TVA ratepayers may pay contractor’s legal bills in coal ash lawsuit
After unsuccessfully using the Tennessee Valley Authority as a legal shield, a global government contractor accused of fatally endangering workers at the site of the nation’s largest coal ash disaster wants TVA ratepayers to pay its legal bills, according to court records reviewed for a News Sentinel report.
So far, TVA hasn’t said no, and officials from the nation’s largest electricity provider have been meeting with Jacobs Engineering representatives even as that firm seeks to lay blame for sickened workers at TVA’s feet in a pending federal lawsuit, those records show.

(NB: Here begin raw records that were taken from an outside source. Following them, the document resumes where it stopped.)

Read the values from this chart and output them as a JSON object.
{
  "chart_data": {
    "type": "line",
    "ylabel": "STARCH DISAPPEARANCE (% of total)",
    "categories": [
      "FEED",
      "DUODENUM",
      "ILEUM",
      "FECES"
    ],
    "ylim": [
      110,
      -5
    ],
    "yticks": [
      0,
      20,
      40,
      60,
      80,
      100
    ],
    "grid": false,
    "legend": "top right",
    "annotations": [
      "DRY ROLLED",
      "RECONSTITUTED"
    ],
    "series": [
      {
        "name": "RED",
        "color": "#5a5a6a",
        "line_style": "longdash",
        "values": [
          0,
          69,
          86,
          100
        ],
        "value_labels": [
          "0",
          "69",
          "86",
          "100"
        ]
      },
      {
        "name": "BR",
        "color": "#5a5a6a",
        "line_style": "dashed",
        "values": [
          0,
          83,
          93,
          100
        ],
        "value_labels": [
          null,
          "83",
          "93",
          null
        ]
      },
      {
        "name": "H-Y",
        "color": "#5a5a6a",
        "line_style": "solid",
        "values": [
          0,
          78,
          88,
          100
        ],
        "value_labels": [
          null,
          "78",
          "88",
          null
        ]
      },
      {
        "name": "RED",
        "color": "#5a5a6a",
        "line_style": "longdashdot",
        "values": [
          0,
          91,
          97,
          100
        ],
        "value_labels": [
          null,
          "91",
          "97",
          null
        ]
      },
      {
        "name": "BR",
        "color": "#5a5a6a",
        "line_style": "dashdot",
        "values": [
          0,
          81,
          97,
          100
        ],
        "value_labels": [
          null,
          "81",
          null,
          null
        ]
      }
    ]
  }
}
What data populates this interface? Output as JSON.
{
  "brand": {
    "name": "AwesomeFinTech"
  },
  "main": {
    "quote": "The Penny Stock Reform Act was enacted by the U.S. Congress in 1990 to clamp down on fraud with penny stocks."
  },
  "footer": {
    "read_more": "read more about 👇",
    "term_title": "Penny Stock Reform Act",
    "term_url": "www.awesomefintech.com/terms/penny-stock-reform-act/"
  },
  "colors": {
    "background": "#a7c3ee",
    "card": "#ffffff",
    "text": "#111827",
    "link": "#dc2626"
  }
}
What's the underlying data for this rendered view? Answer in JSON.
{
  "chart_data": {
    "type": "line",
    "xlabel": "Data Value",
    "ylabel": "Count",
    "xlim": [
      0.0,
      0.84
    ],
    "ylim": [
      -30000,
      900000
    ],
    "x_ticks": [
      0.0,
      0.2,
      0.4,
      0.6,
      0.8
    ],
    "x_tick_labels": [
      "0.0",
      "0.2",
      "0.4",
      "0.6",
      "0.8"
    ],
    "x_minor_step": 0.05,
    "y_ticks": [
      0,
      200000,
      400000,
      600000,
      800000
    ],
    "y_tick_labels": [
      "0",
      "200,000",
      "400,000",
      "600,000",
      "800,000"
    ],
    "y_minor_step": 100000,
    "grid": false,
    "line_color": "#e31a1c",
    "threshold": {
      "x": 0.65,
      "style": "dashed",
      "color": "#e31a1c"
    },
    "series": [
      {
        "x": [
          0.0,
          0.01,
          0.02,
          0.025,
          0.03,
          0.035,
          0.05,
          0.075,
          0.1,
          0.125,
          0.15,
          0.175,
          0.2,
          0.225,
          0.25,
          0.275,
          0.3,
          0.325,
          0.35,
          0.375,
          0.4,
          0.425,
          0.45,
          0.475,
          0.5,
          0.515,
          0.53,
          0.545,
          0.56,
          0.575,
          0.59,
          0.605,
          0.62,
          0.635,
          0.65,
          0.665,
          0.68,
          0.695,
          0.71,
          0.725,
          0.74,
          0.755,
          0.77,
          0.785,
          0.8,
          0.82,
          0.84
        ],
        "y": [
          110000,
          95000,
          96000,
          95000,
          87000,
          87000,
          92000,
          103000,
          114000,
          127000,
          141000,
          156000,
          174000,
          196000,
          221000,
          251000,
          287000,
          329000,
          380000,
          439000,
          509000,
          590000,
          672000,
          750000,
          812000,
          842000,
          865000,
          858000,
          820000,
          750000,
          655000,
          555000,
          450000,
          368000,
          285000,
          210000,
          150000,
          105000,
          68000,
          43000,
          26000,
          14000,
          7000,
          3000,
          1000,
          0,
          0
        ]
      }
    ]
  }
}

TVA hired Jacobs, a California engineering firm with billions in annual revenue from government contracts and a history of safety-related lawsuits, to supervise the cleanup of the utility’s massive coal ash spill when one of its dikes gave way in December 2008 at the TVA Kingston Fossil Fuel Power Plant in Roane County.
Having lost that battle, Jacobs’ two law firms — which are among the most expensive and best skilled law firms in the country — are now using TVA to slow down efforts by the workers’ lawyers to get records to help their case and have filed notice they’ll be blaming TVA should a jury rule against them and award damages.
TVA, which has repeatedly refused to answer questions about treatment of the workers and its relationship with Jacobs in the cleanup, told the firm it wanted to take a wait-and-see approach before paying Jacobs’ legal bills.
“At this juncture, we believe it is premature to conclude that TVA has an indemnification obligation to Jacobs with regard to the lawsuit in question,” TVA contract manager Louis Smythe wrote in a letter.
Smythe wrote that Bob Deacy, who was the construction manager at the cleanup site for TVA, planned to meet with Jacobs about the legal action. A follow-up letter by Jacobs indicated the issue of its legal bills has not yet been decided.